# Cryptocoryne Dewitii



## greenview (Aug 9, 2011)

I am really interested in growing some of this rare Crypt. I know that it is not commercially available, but does anyone know where I may get some? Does anyone here grow it?
Thanks


----------



## looking4roselines (May 10, 2008)

Good luck on your search. If you ever find any, I'll swap you with some of my stuff.


----------



## illustrator (Jul 18, 2010)

please add where in the world you are: memners of this group are from anywhere at all and it might not be easy to send plants because of import restrictions.


----------



## bigstick120 (Mar 8, 2005)

I had this one, was doing great. Did a rescape and it melted of course and never came back. Or is burried. Ill have to go search of it as I totally forgot about it until now!


----------



## greenview (Aug 9, 2011)

I am in the UK. 
Bigstick, let me know if you find it.


----------



## Ghazanfar Ghori (Jan 27, 2004)

Bigstick- you had noritoi - not dewitii.

I've got a couple of plants of dewitii. Still waiting for it to 'take off'.


----------



## greenview (Aug 9, 2011)

Not taking off seems to be quite common. Sounds like it is hard to grow, especially submersed. At least, so I have read elsewhere.


----------



## bigstick120 (Mar 8, 2005)

Ghazanfar Ghori said:


> Bigstick- you had noritoi - not dewitii.
> 
> I've got a couple of plants of dewitii. Still waiting for it to 'take off'.
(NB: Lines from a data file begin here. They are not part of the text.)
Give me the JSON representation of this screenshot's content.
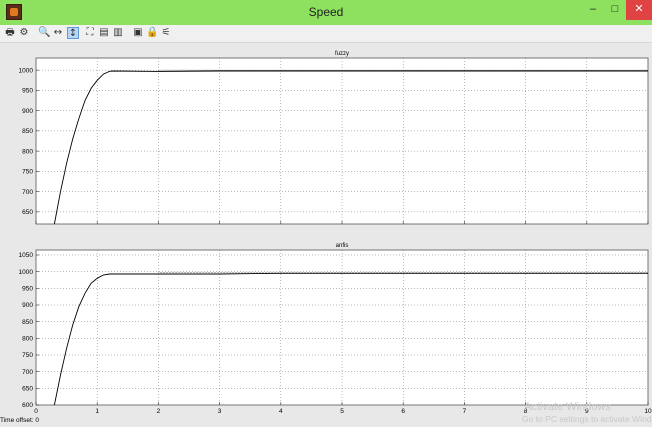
{
  "window": {
    "title": "Speed",
    "minimize": "–",
    "maximize": "□",
    "close": "✕"
  },
  "toolbar": {
    "tools": [
      {
        "name": "print-icon",
        "glyph": "🖶"
      },
      {
        "name": "params-icon",
        "glyph": "⚙"
      },
      {
        "name": "zoom-icon",
        "glyph": "🔍"
      },
      {
        "name": "zoom-x-icon",
        "glyph": "↔"
      },
      {
        "name": "zoom-y-icon",
        "glyph": "↕"
      },
      {
        "name": "autoscale-icon",
        "glyph": "⛶"
      },
      {
        "name": "save-axes-icon",
        "glyph": "▤"
      },
      {
        "name": "restore-axes-icon",
        "glyph": "▥"
      },
      {
        "name": "float-icon",
        "glyph": "▣"
      },
      {
        "name": "lock-icon",
        "glyph": "🔒"
      },
      {
        "name": "selection-icon",
        "glyph": "⚟"
      }
    ]
  },
  "chart_data": [
    {
      "type": "line",
      "title": "fuzzy",
      "xlim": [
        0,
        10
      ],
      "ylim": [
        620,
        1030
      ],
      "xticks": [
        0,
        1,
        2,
        3,
        4,
        5,
        6,
        7,
        8,
        9,
        10
      ],
      "yticks": [
        650,
        700,
        750,
        800,
        850,
        900,
        950,
        1000
      ],
      "grid": true,
      "series": [
        {
          "color": "#000000",
          "x": [
            0.3,
            0.4,
            0.5,
            0.6,
            0.7,
            0.8,
            0.9,
            1.0,
            1.1,
            1.2,
            1.25,
            2,
            3,
            4,
            5,
            6,
            7,
            8,
            9,
            10
          ],
          "y": [
            620,
            700,
            770,
            830,
            880,
            925,
            955,
            975,
            990,
            997,
            998,
            997,
            998,
            998,
            998,
            998,
            998,
            998,
            998,
            998
          ]
        }
      ]
    },
    {
      "type": "line",
      "title": "anfis",
      "xlim": [
        0,
        10
      ],
      "ylim": [
        600,
        1065
      ],
      "xticks": [
        0,
        1,
        2,
        3,
        4,
        5,
        6,
        7,
        8,
        9,
        10
      ],
      "yticks": [
        600,
        650,
        700,
        750,
        800,
        850,
        900,
        950,
        1000,
        1050
      ],
      "grid": true,
      "series": [
        {
          "color": "#000000",
          "x": [
            0.3,
            0.4,
            0.5,
            0.6,
            0.7,
            0.8,
            0.9,
            1.0,
            1.1,
            1.2,
            2,
            3,
            4,
            5,
            6,
            7,
            8,
            9,
            10
          ],
          "y": [
            600,
            690,
            770,
            840,
            895,
            935,
            965,
            980,
            990,
            993,
            993,
            993,
            995,
            995,
            995,
            995,
            995,
            995,
            995
          ]
        }
      ]
    }
  ],
  "status": {
    "time_offset_label": "Time offset:",
    "time_offset_value": "0"
  },
  "watermark": {
    "line1": "Activate Windows",
    "line2": "Go to PC settings to activate Windows."
  }
}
I had that one, noritoi, as well. Didnt grow for crap.

dewitii, bronze leaf, looks kinda like wendtii?


----------



## Ghazanfar Ghori (Jan 27, 2004)

bigstick120 said:


> I had that one, noritoi, as well. Didnt grow for crap.
> 
> dewitii, bronze leaf, looks kinda like wendtii?


Oh - not that was a wendtii - collected by 'dewit'

C. dewitii is a species from Papua that was 'lost' until found by Takashige Idei in Papua New Guinea in 2009ish


----------



## crypts (Jan 4, 2008)

Ghazanfar Ghori said:


> Oh - not that was a wendtii - collected by 'dewit'
> 
> C. dewitii is a species from Papua that was 'lost' until found by Takashige Idei in Papua New Guinea in 2009ish


Ghori, how about a trip to find one?


----------



## Ghazanfar Ghori (Jan 27, 2004)

crypts said:


> Ghori, how about a trip to find one?


I actually did mention this to my wife a couple of years ago - before Takashige found it. Want to guess to what my wife's response was?


----------



## crypts (Jan 4, 2008)

Ghazanfar Ghori said:


> I actually did mention this to my wife a couple of years ago - before Takashige found it. Want to guess to what my wife's response was?


lol...yeah!


----------